Kathryn Dobyns

So my trip to the local park tonight turned out to be way more challenging than I had planned. Every search I set up ended up with serious distractions that detracted from Hunter’s searching and my ability to concentrate on supporting him. This is the first search I set up, which turned out to be the best one of the evening. The playground was deserted when I got there – we had thunderstorms earlier in the evening. By the time I got the dog pottied and the tripod set up, the small child had arrived. I contemplated picking up and just leaving, but I decided to go ahead and give it a shot. I warned the mother what I was doing and you will hear her at one point tell the girl she cannot visit the dog because he is busy…

Anyway, I am pleased with how well Hunter managed the distraction, but I am not happy with my handling. I kept him on a shorter leash and in a smaller area than I had originally intended. I would have let him go around the left side of the slide if the little girl had not been there, and I think that would have helped him with the third hide in the middle. I clearly dropped food at the first hide at the climbing wall – at least Hunter thought I did. He did a nice job on the second hide in the edging and I was trying to get him to go under the slide at 1:19 when he jumps on it instead – when he does get under the slide to get back to the middle of the structure he picks up the last hide nicely – and got a many treat jackpot!
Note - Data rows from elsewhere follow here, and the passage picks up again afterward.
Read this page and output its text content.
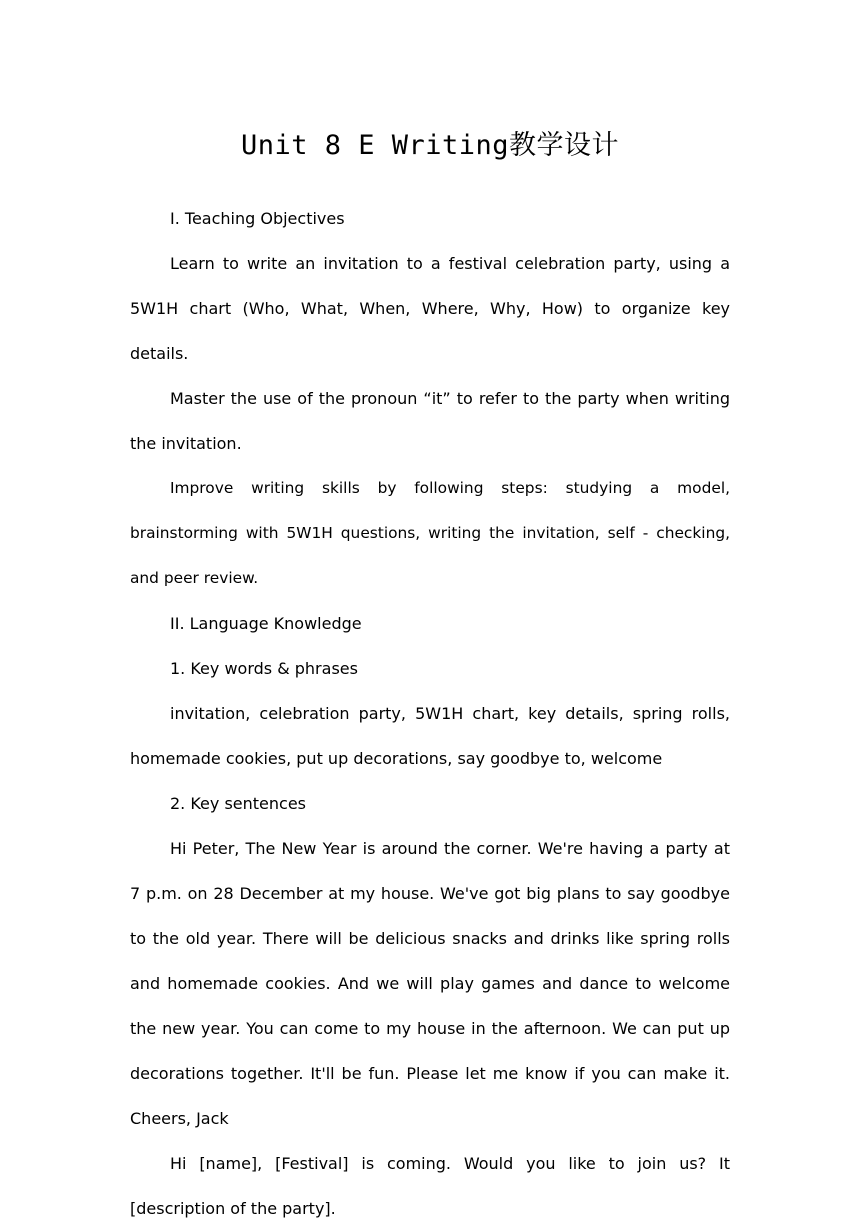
Unit 8 E Writing教学设计

I. Teaching Objectives

Learn to write an invitation to a festival celebration party, using a 5W1H chart (Who, What, When, Where, Why, How) to organize key details.

Master the use of the pronoun “it” to refer to the party when writing the invitation.

Improve writing skills by following steps: studying a model, brainstorming with 5W1H questions, writing the invitation, self - checking, and peer review.

II. Language Knowledge

1. Key words & phrases

invitation, celebration party, 5W1H chart, key details, spring rolls, homemade cookies, put up decorations, say goodbye to, welcome

2. Key sentences

Hi Peter, The New Year is around the corner. We're having a party at 7 p.m. on 28 December at my house. We've got big plans to say goodbye to the old year. There will be delicious snacks and drinks like spring rolls and homemade cookies. And we will play games and dance to welcome the new year. You can come to my house in the afternoon. We can put up decorations together. It'll be fun. Please let me know if you can make it. Cheers, Jack

Hi [name], [Festival] is coming. Would you like to join us? It [description of the party].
So I learned from this that Hunter CAN work through that kind of distraction, but that I am not on my game when I am trying to divide my attention between my dog and what else is going on in the area. Hunter has very limited exposure to children and only in very controlled scenarios, and I just wanted to be ready to scoop him up and away if the little girl got too close. No more public playgrounds unless I have a training partner to run interference for me!